Alexander Fyodorovich filled breaks in the maritime service with vigorous civic activities. In Vologda province, he took an active part in the reform of 1861. In Nikulin’s aforementioned work it is noted that Mozhaysky “as a world mediator, participated in the preparation of statutory letters, in the allotment of land to peasants who were freed from serfdom, the transfer of estates, the measurement of land, in the analysis of numerous lawsuits and complaints”.

In 1882, Captain 1st Rank Mozhaysky was awarded the rank of Major General with dismissal from service "for domestic reasons". Soon he received the title of Rear Admiral.

Alexander Mozhaysky’s service in the fleet took place in the era of replacing sails with steam engines. Hence his interest in the interaction of a steam engine, propeller and sail. Nikulin "... assumes that this factor influenced the formation of the idea of ​​creating a flying wing with a screw rotated by a mechanical engine".

Back in 1855, Mozhaysky, observing the flight of seabirds, swallows and pigeons, as well as kites, began to think about creating an aircraft heavier than air.
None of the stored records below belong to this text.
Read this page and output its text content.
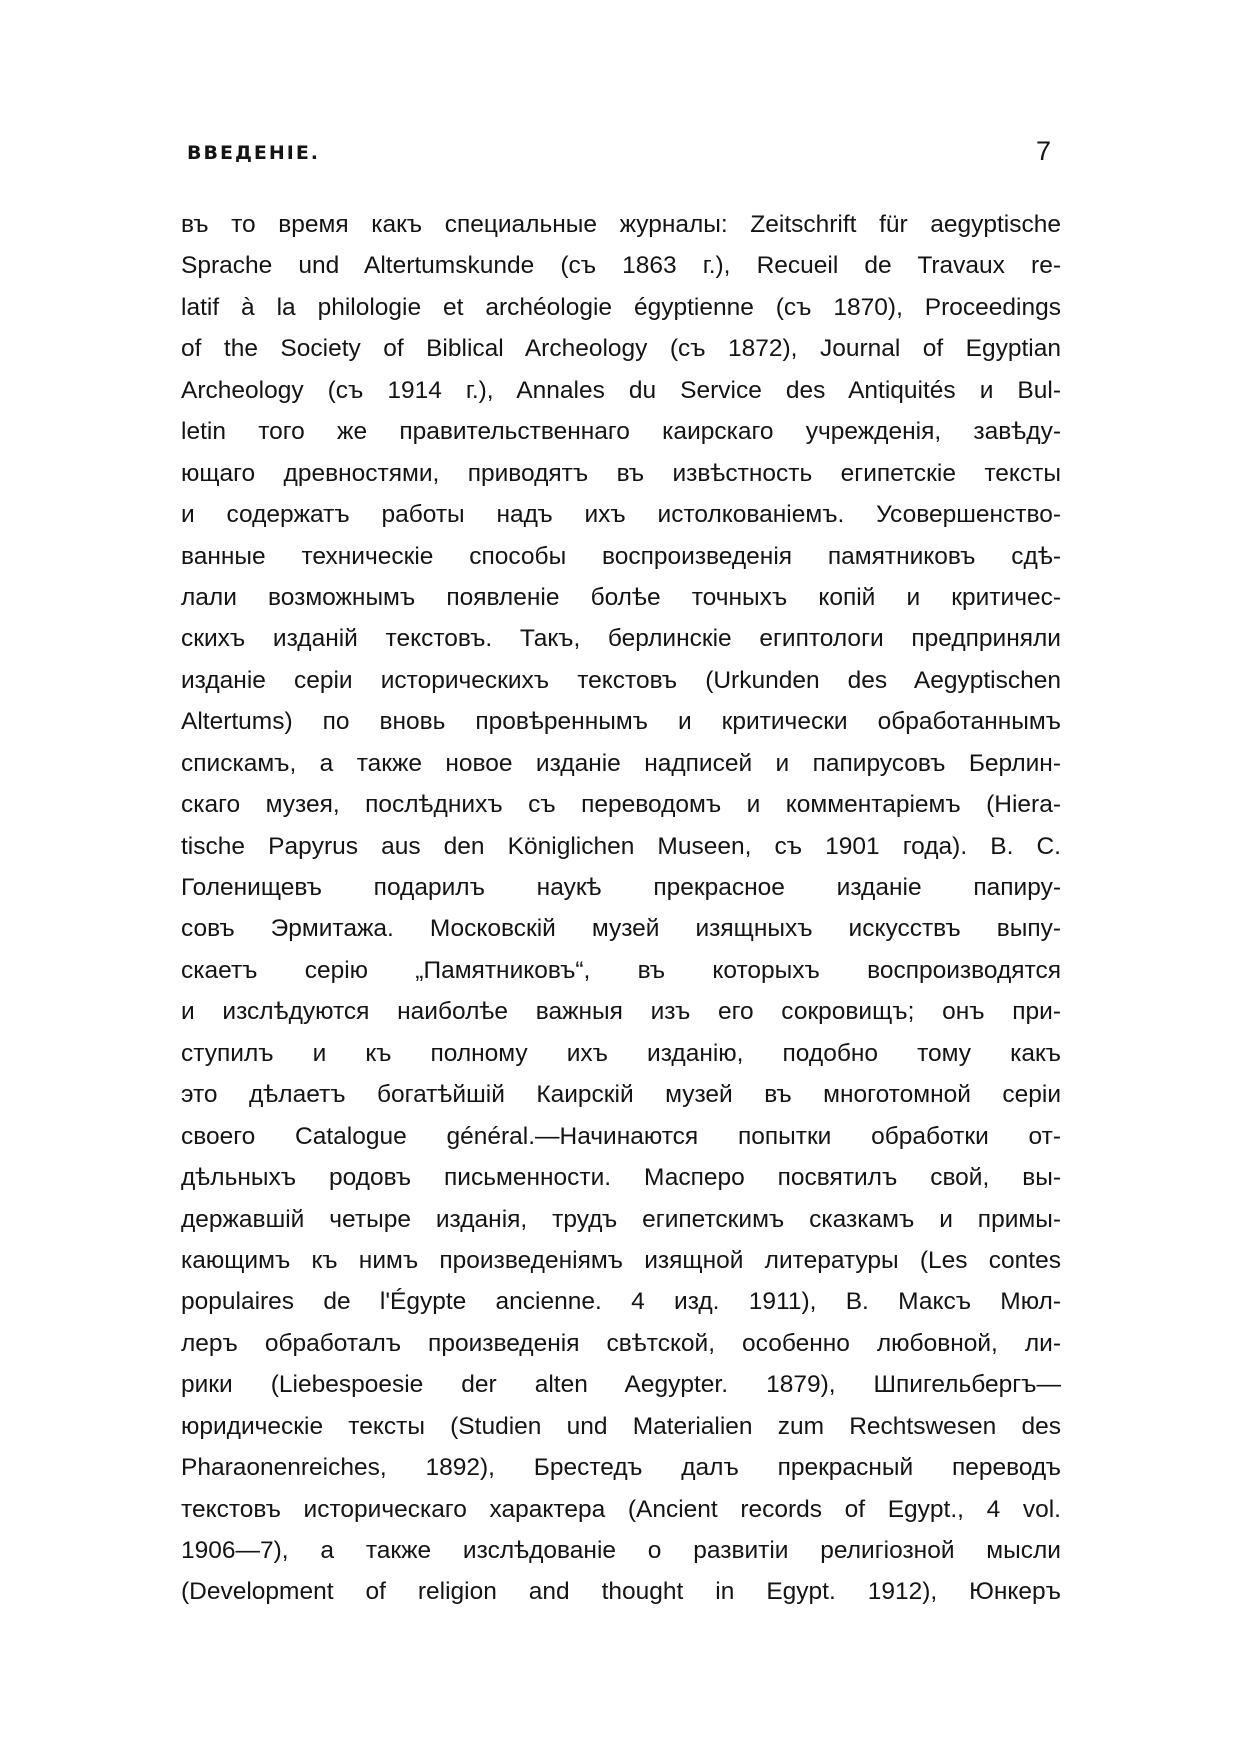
ВВЕДЕНІЕ.	7
въ то время какъ специальные журналы: Zeitschrift für aegyptische
Sprache und Altertumskunde (съ 1863 г.), Recueil de Travaux re-
latif à la philologie et archéologie égyptienne (съ 1870), Proceedings
of the Society of Biblical Archeology (съ 1872), Journal of Egyptian
Archeology (съ 1914 г.), Annales du Service des Antiquités и Bul-
letin того же правительственнаго каирскаго учрежденія, завѣду-
ющаго древностями, приводятъ въ извѣстность египетскіе тексты
и содержатъ работы надъ ихъ истолкованіемъ. Усовершенство-
ванные техническіе способы воспроизведенія памятниковъ сдѣ-
лали возможнымъ появленіе болѣе точныхъ копій и критичес-
скихъ изданій текстовъ. Такъ, берлинскіе египтологи предприняли
изданіе серіи историческихъ текстовъ (Urkunden des Aegyptischen
Altertums) по вновь провѣреннымъ и критически обработаннымъ
спискамъ, а также новое изданіе надписей и папирусовъ Берлин-
скаго музея, послѣднихъ съ переводомъ и комментаріемъ (Hiera-
tische Papyrus aus den Königlichen Museen, съ 1901 года). В. С.
Голенищевъ подарилъ наукѣ прекрасное изданіе папиру-
совъ Эрмитажа. Московскій музей изящныхъ искусствъ выпу-
скаетъ серію „Памятниковъ“, въ которыхъ воспроизводятся
и изслѣдуются наиболѣе важныя изъ его сокровищъ; онъ при-
ступилъ и къ полному ихъ изданію, подобно тому какъ
это дѣлаетъ богатѣйшій Каирскій музей въ многотомной серіи
своего Catalogue général.—Начинаются попытки обработки от-
дѣльныхъ родовъ письменности. Масперо посвятилъ свой, вы-
державшій четыре изданія, трудъ египетскимъ сказкамъ и примы-
кающимъ къ нимъ произведеніямъ изящной литературы (Les contes
populaires de l'Égypte ancienne. 4 изд. 1911), В. Максъ Мюл-
леръ обработалъ произведенія свѣтской, особенно любовной, ли-
рики (Liebespoesie der alten Aegypter. 1879), Шпигельбергъ—
юридическіе тексты (Studien und Materialien zum Rechtswesen des
Pharaonenreiches, 1892), Брестедъ далъ прекрасный переводъ
текстовъ историческаго характера (Ancient records of Egypt., 4 vol.
1906—7), а также изслѣдованіе о развитіи религіозной мысли
(Development of religion and thought in Egypt. 1912), Юнкеръ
His first ideas are ripening - the need to take off, the pointed form of a fixed oblique wing, special motors.

In 1876, the designer began work on the first model of his brainchild. Successful test flights inspire him to build a full-scale aircraft with a human-powered aircraft engine. The device was created as an amphibious aircraft, designed for reconnaissance and bombing. Neither the lack of funds for the implementation of the project, nor the indifference of the state, nor the skepticism of authoritative scientists could stop the inventor. After several years of developing the drawings and obtaining the world's first patent for an airplane - the “air projectile” - in 1882, its first test was carried out. During the run on wooden rails, the “steam airplane” tilted and lost its wing. Until his death, Mozhaysky tried to repair and modify his invention.

Alexander Mozhaysky died on March 21, 1890. He was buried at the Smolensky Cemetery in St. Petersburg.

According to his fate Alexander Fyodorovich remained a brilliant loner. Mozhaysky, who embodied the design of the aircraft, all the basic elements of which are inherent in modern aircraft, overtook his time. Among the names that make up the pride of Russia, the name of Alexander Mozhaysky has a worthy place.